Six years later, things look much better. Now, 1,400 granite headstones sit neatly aligned in a perfectly landscaped area. Swantek is overseeing a $3.5 million facelift and expansion of the cemetery. Workers are installing curbs and gutters and planting hundreds of trees. There will be a new facility for offices, and a large chapel for memorial services.
Swantek says the cemetery will also have more room for cremated remains. In total, the cemetery expansion will add burial room for 20,000 veterans.
That kind of expansion is something that can't happen at the state's other veterans' cemetery. Ft. Snelling National Cemetery at Minneapolis is expected to run out of space in 2025. Bob McCollum is director of the cemetery, the fourth-busiest national cemetary in the country. At an average of 16 burials a day, it will be full in less than 25 years. McCollum says expansion is not an option.
"Ft.
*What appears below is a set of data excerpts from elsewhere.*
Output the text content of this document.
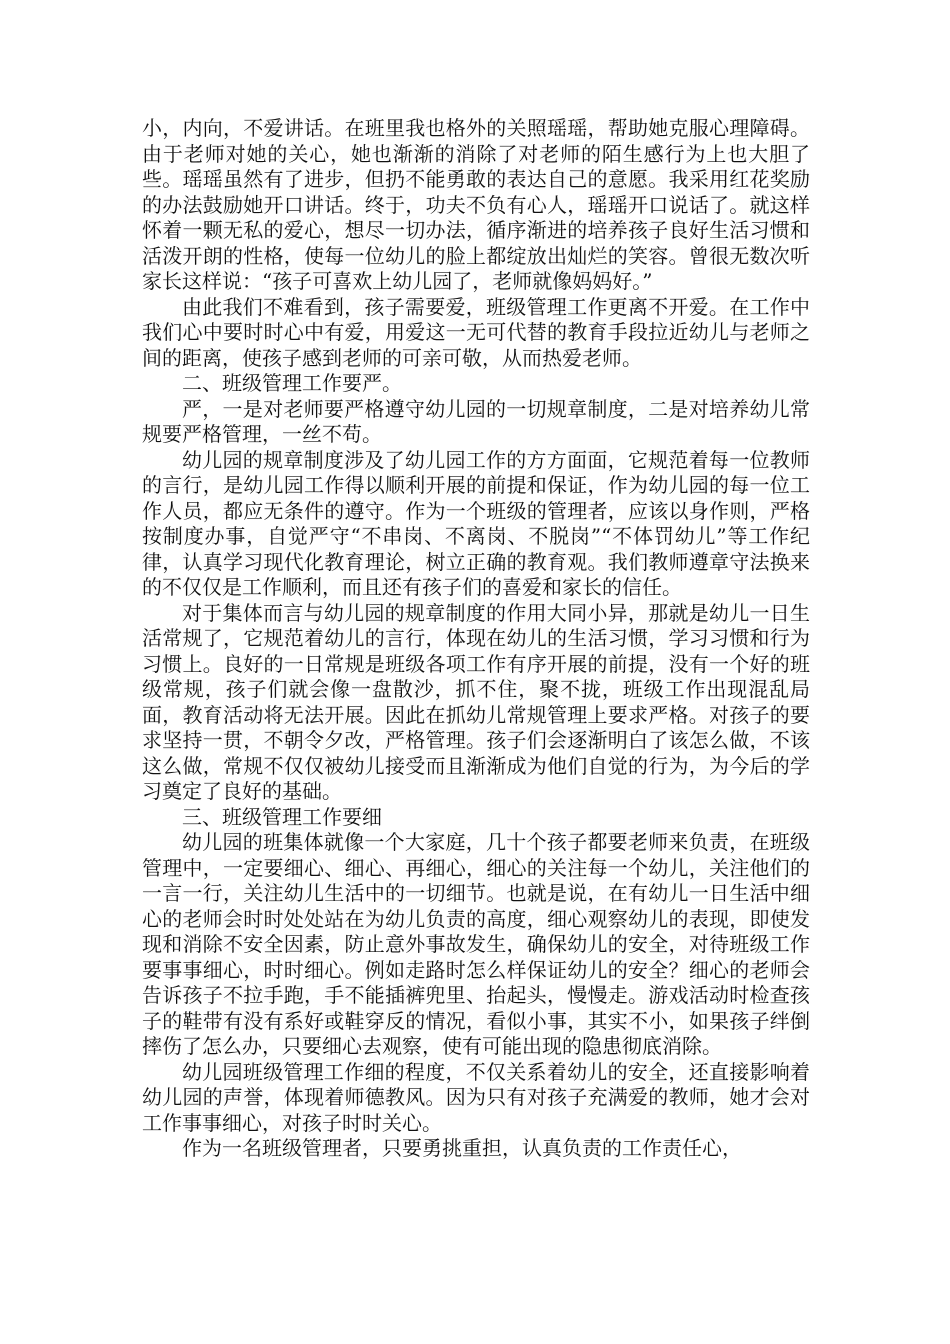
小，内向，不爱讲话。在班里我也格外的关照瑶瑶，帮助她克服心理障碍。由于老师对她的关心，她也渐渐的消除了对老师的陌生感行为上也大胆了些。瑶瑶虽然有了进步，但扔不能勇敢的表达自己的意愿。我采用红花奖励的办法鼓励她开口讲话。终于，功夫不负有心人，瑶瑶开口说话了。就这样怀着一颗无私的爱心，想尽一切办法，循序渐进的培养孩子良好生活习惯和活泼开朗的性格，使每一位幼儿的脸上都绽放出灿烂的笑容。曾很无数次听家长这样说：“孩子可喜欢上幼儿园了，老师就像妈妈好。”

由此我们不难看到，孩子需要爱，班级管理工作更离不开爱。在工作中我们心中要时时心中有爱，用爱这一无可代替的教育手段拉近幼儿与老师之间的距离，使孩子感到老师的可亲可敬，从而热爱老师。

二、班级管理工作要严。

严，一是对老师要严格遵守幼儿园的一切规章制度，二是对培养幼儿常规要严格管理，一丝不苟。

幼儿园的规章制度涉及了幼儿园工作的方方面面，它规范着每一位教师的言行，是幼儿园工作得以顺利开展的前提和保证，作为幼儿园的每一位工作人员，都应无条件的遵守。作为一个班级的管理者，应该以身作则，严格按制度办事，自觉严守“不串岗、不离岗、不脱岗”“不体罚幼儿”等工作纪律，认真学习现代化教育理论，树立正确的教育观。我们教师遵章守法换来的不仅仅是工作顺利，而且还有孩子们的喜爱和家长的信任。

对于集体而言与幼儿园的规章制度的作用大同小异，那就是幼儿一日生活常规了，它规范着幼儿的言行，体现在幼儿的生活习惯，学习习惯和行为习惯上。良好的一日常规是班级各项工作有序开展的前提，没有一个好的班级常规，孩子们就会像一盘散沙，抓不住，聚不拢，班级工作出现混乱局面，教育活动将无法开展。因此在抓幼儿常规管理上要求严格。对孩子的要求坚持一贯，不朝令夕改，严格管理。孩子们会逐渐明白了该怎么做，不该这么做，常规不仅仅被幼儿接受而且渐渐成为他们自觉的行为，为今后的学习奠定了良好的基础。

三、班级管理工作要细

幼儿园的班集体就像一个大家庭，几十个孩子都要老师来负责，在班级管理中，一定要细心、细心、再细心，细心的关注每一个幼儿，关注他们的一言一行，关注幼儿生活中的一切细节。也就是说，在有幼儿一日生活中细心的老师会时时处处站在为幼儿负责的高度，细心观察幼儿的表现，即使发现和消除不安全因素，防止意外事故发生，确保幼儿的安全，对待班级工作要事事细心，时时细心。例如走路时怎么样保证幼儿的安全？细心的老师会告诉孩子不拉手跑，手不能插裤兜里、抬起头，慢慢走。游戏活动时检查孩子的鞋带有没有系好或鞋穿反的情况，看似小事，其实不小，如果孩子绊倒摔伤了怎么办，只要细心去观察，使有可能出现的隐患彻底消除。

幼儿园班级管理工作细的程度，不仅关系着幼儿的安全，还直接影响着幼儿园的声誉，体现着师德教风。因为只有对孩子充满爱的教师，她才会对工作事事细心，对孩子时时关心。

作为一名班级管理者，只要勇挑重担，认真负责的工作责任心，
Snelling is right across the street from Minneapolis-St. Paul airport," McCollum says. "They border our north end, and we have the Hubert H. Humphrey airport bordering our western side. And we are surrounded by interstates on our other sides."
It's clear the country is running short of space at its existing veterans' cemeteries. The National Cemetery Association has planned new cemeteries for several parts of the country, but no new national cemeteries are planned for Minnesota.
The government is paying to expand the cemetery at Camp Ripley because of the surge in veteran deaths.
The State Veterans' Cemetery in central Minnesota may ease a portion of the burden at Ft. Snelling, but that won't be enough. Ft. Snelling has 4,500 burials a year, and Camp Ripley could only handle about 300 at the most.
Herb Schmidtbauer, 68, is a Korean War veteran eligible for burial at Ft. Snelling. But he's already made plans to be buried at the state veterans' cemetery at Camp Ripley. When the time comes, he wants to be laid to rest near home.
"I'm certainly hoping it's a long time before I need it, but it's nice to know where I'm going to be," Schmidtbauer says. "I get a real serene feeling when I drive out that way because I just love this part of the country."
The expansion of the Minnesota State Veterans' Cemetery at Camp Ripley is expected to be complete by spring. The project will keep the cemetery in business for at least 50 years. That should provide space for World War II Veterans, whose deaths are expected to peak in six years. In the years to come, it will also give veterans from wars in Korea, Vietnam and even the Gulf war a final resting place.